Speaking on BBC Radio 4's World at One today, Cameron said: "I appoint people because they’re good enough to do the job and they’re the right people to do the job and I have people around me that have all sorts of different backgrounds and all sorts of different schooling, but the most important thing is, 'Are you going to be good enough to do the job?'

"Now, if you take Jo Johnson, someone who’s got an immense brain, an immense talent, very successful journalist at the Financial Times, wrote some excellent books before going into politics, I think he’ll really bring a level of brainpower and analysis to the Policy Unit that I think will be hugely welcome."

And he insisted the Conservative Party was "much more open and much more diverse" than it used to be, pointing to the fact that foreign secretary William Hague went to a "Yorkshire comprehensive" and transport secretary Patrick McLoughlin used to be a miner.

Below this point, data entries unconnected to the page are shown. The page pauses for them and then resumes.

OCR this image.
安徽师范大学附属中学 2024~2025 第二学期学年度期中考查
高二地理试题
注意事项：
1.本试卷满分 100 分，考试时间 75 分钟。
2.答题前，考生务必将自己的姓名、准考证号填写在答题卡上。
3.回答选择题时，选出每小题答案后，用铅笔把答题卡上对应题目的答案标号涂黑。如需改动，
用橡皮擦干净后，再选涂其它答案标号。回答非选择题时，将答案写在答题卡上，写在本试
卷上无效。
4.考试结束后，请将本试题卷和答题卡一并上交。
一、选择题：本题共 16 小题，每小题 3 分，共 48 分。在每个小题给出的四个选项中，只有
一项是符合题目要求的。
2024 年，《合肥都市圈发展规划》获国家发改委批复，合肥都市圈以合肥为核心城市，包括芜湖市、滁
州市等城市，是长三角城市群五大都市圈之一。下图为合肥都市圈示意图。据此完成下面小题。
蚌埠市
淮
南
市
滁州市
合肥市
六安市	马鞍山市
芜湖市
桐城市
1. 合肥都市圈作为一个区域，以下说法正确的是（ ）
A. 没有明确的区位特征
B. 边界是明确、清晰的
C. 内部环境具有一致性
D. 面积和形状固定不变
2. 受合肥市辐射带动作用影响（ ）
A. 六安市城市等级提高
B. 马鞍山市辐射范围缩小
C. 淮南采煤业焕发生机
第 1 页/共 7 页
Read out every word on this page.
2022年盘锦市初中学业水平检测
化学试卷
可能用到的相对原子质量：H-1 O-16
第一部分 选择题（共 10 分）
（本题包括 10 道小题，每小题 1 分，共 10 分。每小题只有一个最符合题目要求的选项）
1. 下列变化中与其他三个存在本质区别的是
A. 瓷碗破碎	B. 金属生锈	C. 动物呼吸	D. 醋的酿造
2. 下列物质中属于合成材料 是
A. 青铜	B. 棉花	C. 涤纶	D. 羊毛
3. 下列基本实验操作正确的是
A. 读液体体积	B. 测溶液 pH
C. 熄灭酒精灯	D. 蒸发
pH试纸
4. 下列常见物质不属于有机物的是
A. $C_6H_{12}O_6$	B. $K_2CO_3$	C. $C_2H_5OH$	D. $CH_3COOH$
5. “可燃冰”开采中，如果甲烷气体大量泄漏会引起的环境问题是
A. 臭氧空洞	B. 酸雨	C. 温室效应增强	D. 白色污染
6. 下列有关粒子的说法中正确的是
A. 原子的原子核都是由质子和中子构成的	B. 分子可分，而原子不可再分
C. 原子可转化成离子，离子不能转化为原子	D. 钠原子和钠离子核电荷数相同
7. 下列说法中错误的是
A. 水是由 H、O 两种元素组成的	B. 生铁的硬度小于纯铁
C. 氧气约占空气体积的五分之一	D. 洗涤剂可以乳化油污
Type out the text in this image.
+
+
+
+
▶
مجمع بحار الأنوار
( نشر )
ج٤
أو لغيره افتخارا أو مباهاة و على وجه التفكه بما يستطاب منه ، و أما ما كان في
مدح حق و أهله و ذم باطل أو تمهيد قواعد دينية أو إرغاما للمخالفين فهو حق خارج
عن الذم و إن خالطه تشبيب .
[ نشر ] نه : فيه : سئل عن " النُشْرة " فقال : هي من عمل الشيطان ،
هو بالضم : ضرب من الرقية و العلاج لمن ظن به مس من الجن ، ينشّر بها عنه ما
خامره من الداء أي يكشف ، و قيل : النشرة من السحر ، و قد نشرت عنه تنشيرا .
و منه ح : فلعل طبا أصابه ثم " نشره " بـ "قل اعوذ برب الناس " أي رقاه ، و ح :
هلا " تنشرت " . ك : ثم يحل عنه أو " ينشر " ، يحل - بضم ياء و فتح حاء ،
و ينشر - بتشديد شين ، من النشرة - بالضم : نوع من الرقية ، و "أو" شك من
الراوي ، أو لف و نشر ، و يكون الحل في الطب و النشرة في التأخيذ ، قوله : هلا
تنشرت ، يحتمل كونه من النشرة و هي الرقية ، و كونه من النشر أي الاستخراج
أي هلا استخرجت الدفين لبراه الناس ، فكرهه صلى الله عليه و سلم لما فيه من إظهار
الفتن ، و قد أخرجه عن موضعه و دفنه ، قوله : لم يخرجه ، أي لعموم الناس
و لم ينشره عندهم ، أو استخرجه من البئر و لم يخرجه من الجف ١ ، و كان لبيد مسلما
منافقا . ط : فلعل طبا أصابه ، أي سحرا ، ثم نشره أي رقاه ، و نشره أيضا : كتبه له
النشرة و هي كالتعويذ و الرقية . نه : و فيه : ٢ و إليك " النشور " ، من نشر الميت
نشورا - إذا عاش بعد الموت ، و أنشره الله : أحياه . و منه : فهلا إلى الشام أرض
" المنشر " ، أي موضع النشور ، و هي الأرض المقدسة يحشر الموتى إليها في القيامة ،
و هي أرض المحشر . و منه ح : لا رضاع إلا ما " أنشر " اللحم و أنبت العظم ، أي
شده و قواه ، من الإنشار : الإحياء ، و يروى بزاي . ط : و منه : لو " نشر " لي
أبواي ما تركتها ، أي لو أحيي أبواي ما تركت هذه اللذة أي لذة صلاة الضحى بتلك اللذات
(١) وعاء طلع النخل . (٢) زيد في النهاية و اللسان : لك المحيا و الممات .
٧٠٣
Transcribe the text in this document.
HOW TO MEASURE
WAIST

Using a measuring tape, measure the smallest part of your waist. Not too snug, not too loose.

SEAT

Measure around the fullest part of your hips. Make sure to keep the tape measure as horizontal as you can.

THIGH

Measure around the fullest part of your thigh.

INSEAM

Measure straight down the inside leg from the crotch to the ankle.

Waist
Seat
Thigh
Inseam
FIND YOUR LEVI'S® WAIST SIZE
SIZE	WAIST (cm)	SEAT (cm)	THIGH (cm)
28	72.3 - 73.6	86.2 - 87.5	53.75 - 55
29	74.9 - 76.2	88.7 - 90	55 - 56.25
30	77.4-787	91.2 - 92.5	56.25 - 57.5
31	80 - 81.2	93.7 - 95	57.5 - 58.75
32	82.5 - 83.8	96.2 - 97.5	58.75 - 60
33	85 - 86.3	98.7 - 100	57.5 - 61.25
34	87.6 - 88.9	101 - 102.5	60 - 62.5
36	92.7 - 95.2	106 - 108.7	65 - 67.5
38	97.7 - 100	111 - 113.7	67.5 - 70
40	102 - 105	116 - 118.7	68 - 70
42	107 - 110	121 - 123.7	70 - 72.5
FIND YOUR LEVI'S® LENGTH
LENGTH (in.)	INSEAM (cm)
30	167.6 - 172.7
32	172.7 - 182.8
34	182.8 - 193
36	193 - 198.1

The prime minister has also been sharply criticised by some of his own MPs for failing to appoint enough women to the cabinet. He admitted the Tories needed to get a "much better balance of men and women" at the top.

On hearing the news of Johnson's appointment, Totnes MP Sarah Wollaston tweeted: "I'm not asked for policy advice, but just in case ... there are other schools and some of them even admit women."

And in March Epping Forest MP Elanor Laing said Cameorn needed to get on with it and give more jobs to women. "There is only one person who can grasp this and change the image of his government and that's the prime minister," she said.

The Labour Party has made much of idea that Cameron and George Osborne are a pair of "posh boys", a term coined by Tory Nadine Dorries, who are out of touch with ordinary voters.